MMLUGSM8KBIG-benchChain-of-ThoughtAI2 Reasoning Challenge

Latest news mentioning GPQA

FAQ

What is GPQA?

GPQA (Graduate-Level Physics Question Answering) is a benchmark for evaluating AI/ML models on advanced physics reasoning, featuring 448 expert-crafted multiple-choice questions spanning classical mechanics, electromagnetism, quantum mechanics, and thermodynamics.

How does GPQA work?

GPQA (Graduate-Level Physics Question Answering) is a benchmark dataset designed to assess the ability of large language models (LLMs) to perform graduate-level physics reasoning.

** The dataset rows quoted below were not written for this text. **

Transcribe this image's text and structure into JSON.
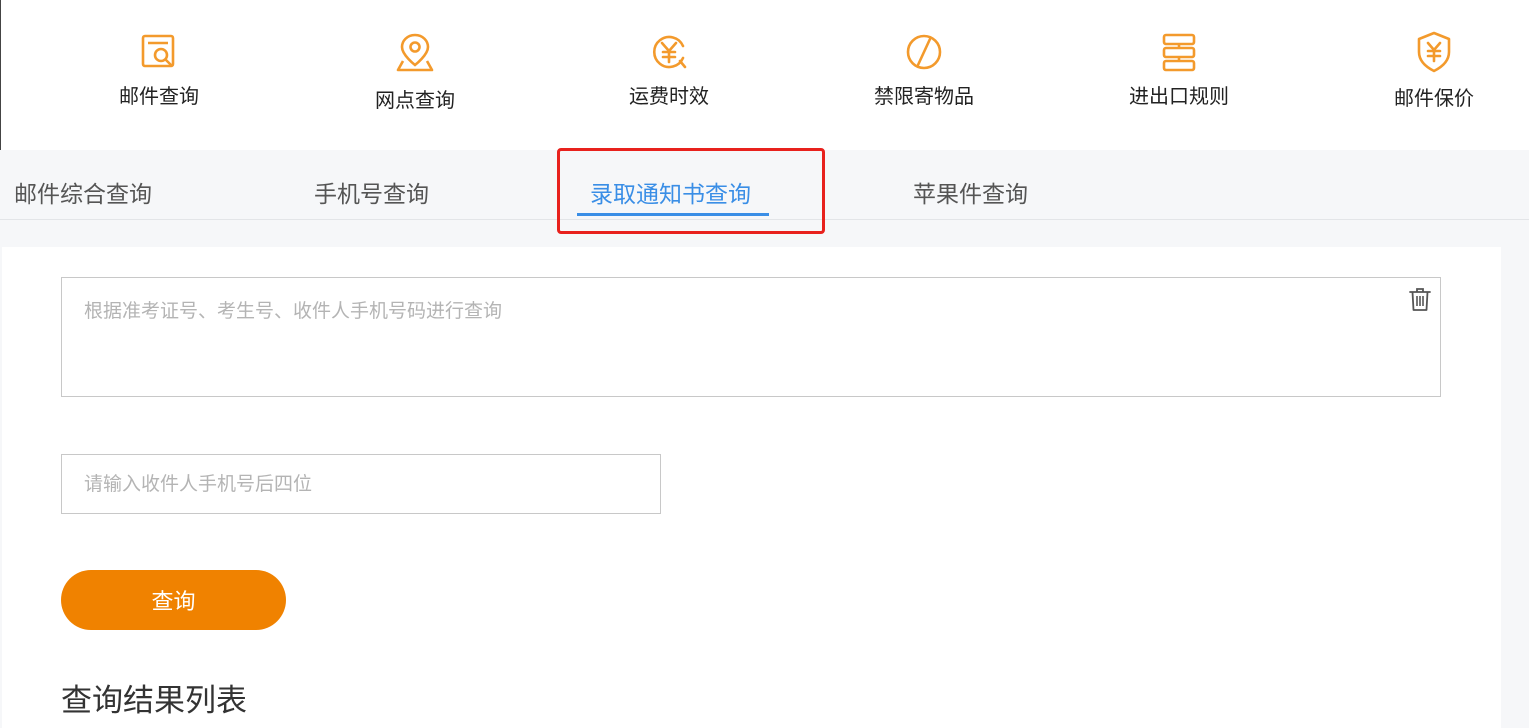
{
  "colors": {
    "accent_orange": "#f08200",
    "icon_orange": "#f39a2c",
    "active_tab_blue": "#3a8ee6",
    "highlight_red": "#e8211d"
  },
  "services": [
    {
      "label": "邮件查询",
      "icon": "mail-search-icon"
    },
    {
      "label": "网点查询",
      "icon": "location-pin-icon"
    },
    {
      "label": "运费时效",
      "icon": "yuan-clock-icon"
    },
    {
      "label": "禁限寄物品",
      "icon": "prohibited-icon"
    },
    {
      "label": "进出口规则",
      "icon": "rules-icon"
    },
    {
      "label": "邮件保价",
      "icon": "yuan-shield-icon"
    }
  ],
  "tabs": [
    {
      "label": "邮件综合查询",
      "active": false
    },
    {
      "label": "手机号查询",
      "active": false
    },
    {
      "label": "录取通知书查询",
      "active": true
    },
    {
      "label": "苹果件查询",
      "active": false
    }
  ],
  "form": {
    "query_placeholder": "根据准考证号、考生号、收件人手机号码进行查询",
    "query_value": "",
    "phone_placeholder": "请输入收件人手机号后四位",
    "phone_value": "",
    "submit_label": "查询"
  },
  "results": {
    "title": "查询结果列表"
  }
}
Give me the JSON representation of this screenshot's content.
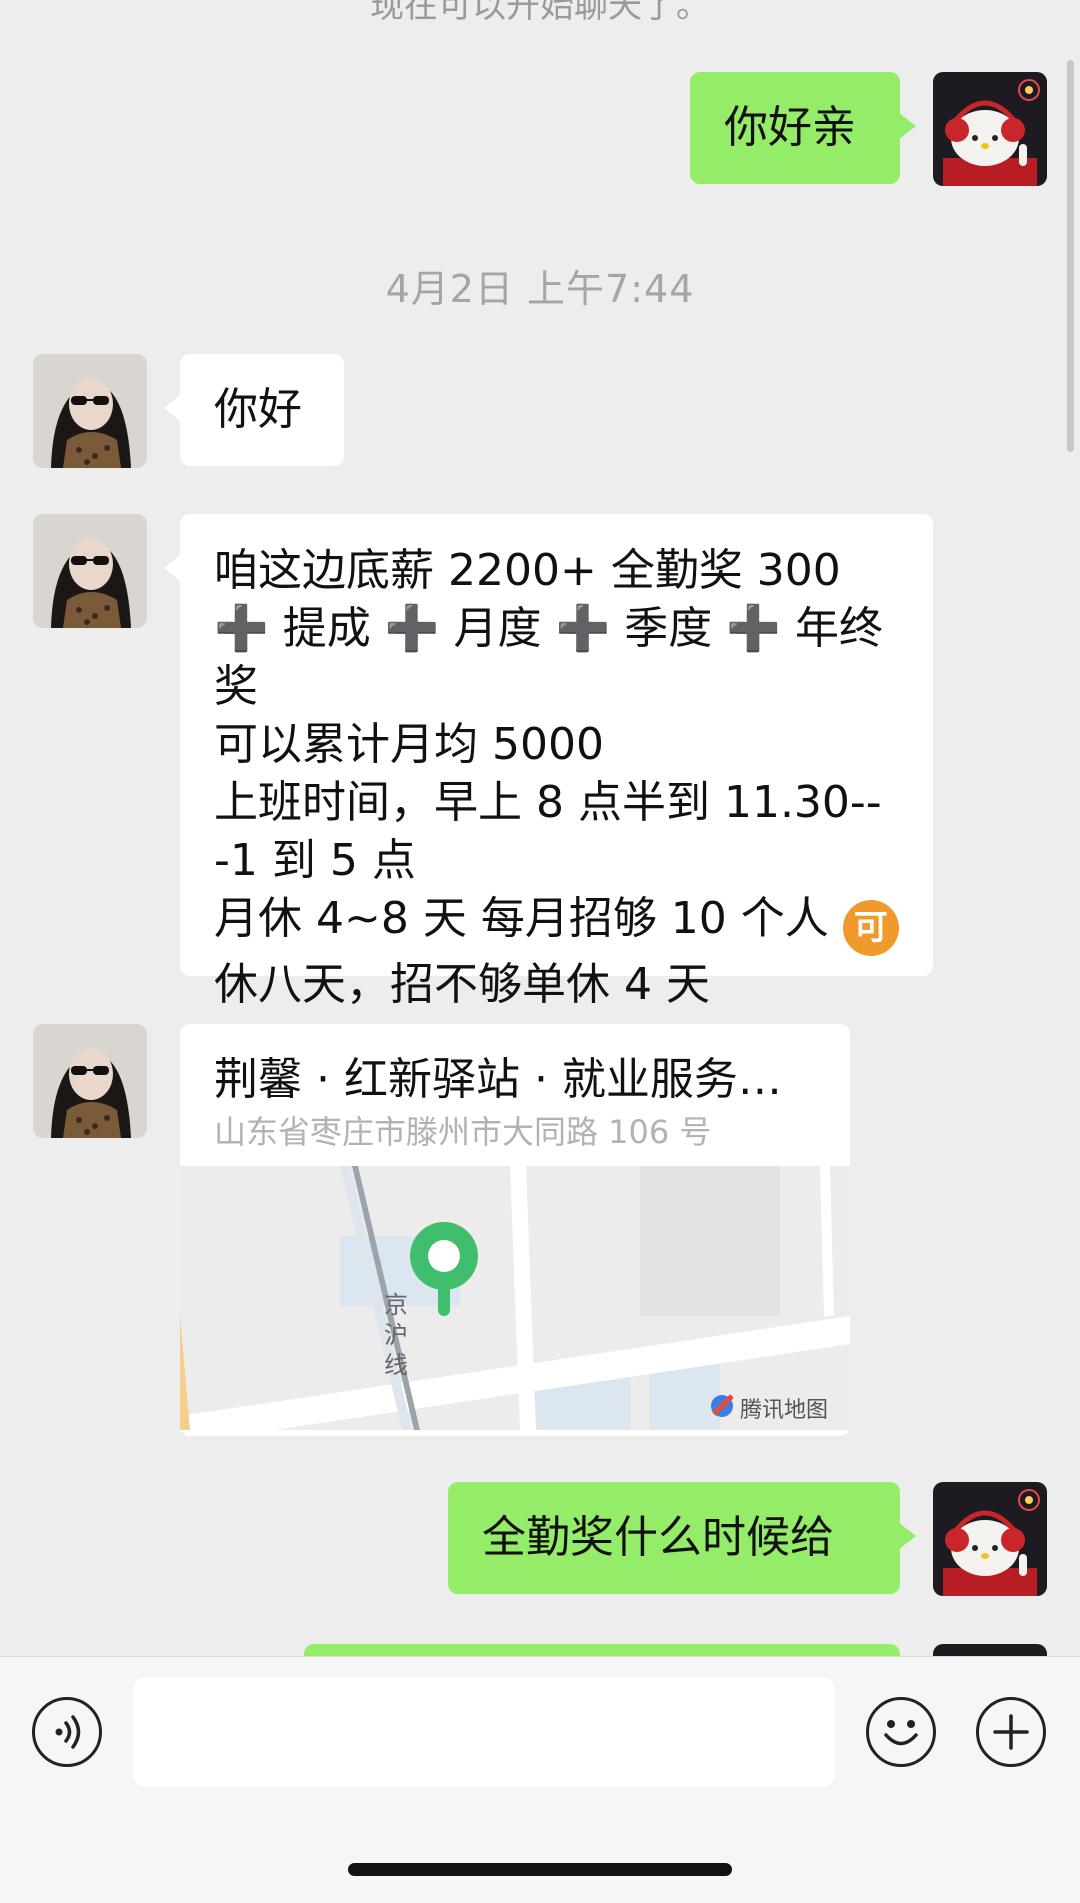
{
  "chat": {
    "system_note": "现在可以开始聊天了。",
    "timestamp": "4月2日 上午7:44",
    "messages": [
      {
        "text": "你好亲"
      },
      {
        "text": "你好"
      },
      {
        "line1": "咱这边底薪 2200+ 全勤奖 300",
        "line2": "➕ 提成 ➕ 月度 ➕ 季度 ➕ 年终奖",
        "line3": "可以累计月均 5000",
        "line4": "上班时间，早上 8 点半到 11.30--",
        "line5": "-1 到 5 点",
        "line6": "月休 4~8 天 每月招够 10 个人",
        "emoji": "可",
        "line7": "休八天，招不够单休 4 天"
      },
      {
        "text": "全勤奖什么时候给"
      }
    ],
    "location": {
      "title": "荆馨 · 红新驿站 · 就业服务…",
      "address": "山东省枣庄市滕州市大同路 106 号",
      "railway_label_1": "京",
      "railway_label_2": "沪",
      "railway_label_3": "线",
      "map_provider": "腾讯地图"
    }
  },
  "input_bar": {
    "placeholder": ""
  },
  "icons": {
    "voice": "voice-icon",
    "emoji": "emoji-icon",
    "plus": "plus-icon"
  },
  "colors": {
    "sent_bubble": "#95ec69",
    "received_bubble": "#ffffff",
    "background": "#ededed",
    "map_pin": "#3fbf6e"
  }
}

It was introduced in 2023 by a team including researchers from the University of California, Berkeley and other institutions, as a response to the saturation of simpler benchmarks like MMLU and GSM8K. The dataset consists of…

Where is GPQA used in 2026?

GPT-4 scored 34.8% on GPQA in zero-shot evaluation (2023), significantly below expert human performance (~90%). Gemini Ultra 2 (2025) achieved 68% accuracy on GPQA, the highest among general-purpose models at the time. Claude 4 (2026) reached 71% accuracy using a multi-step chain-of-thought prompt with self-consistency.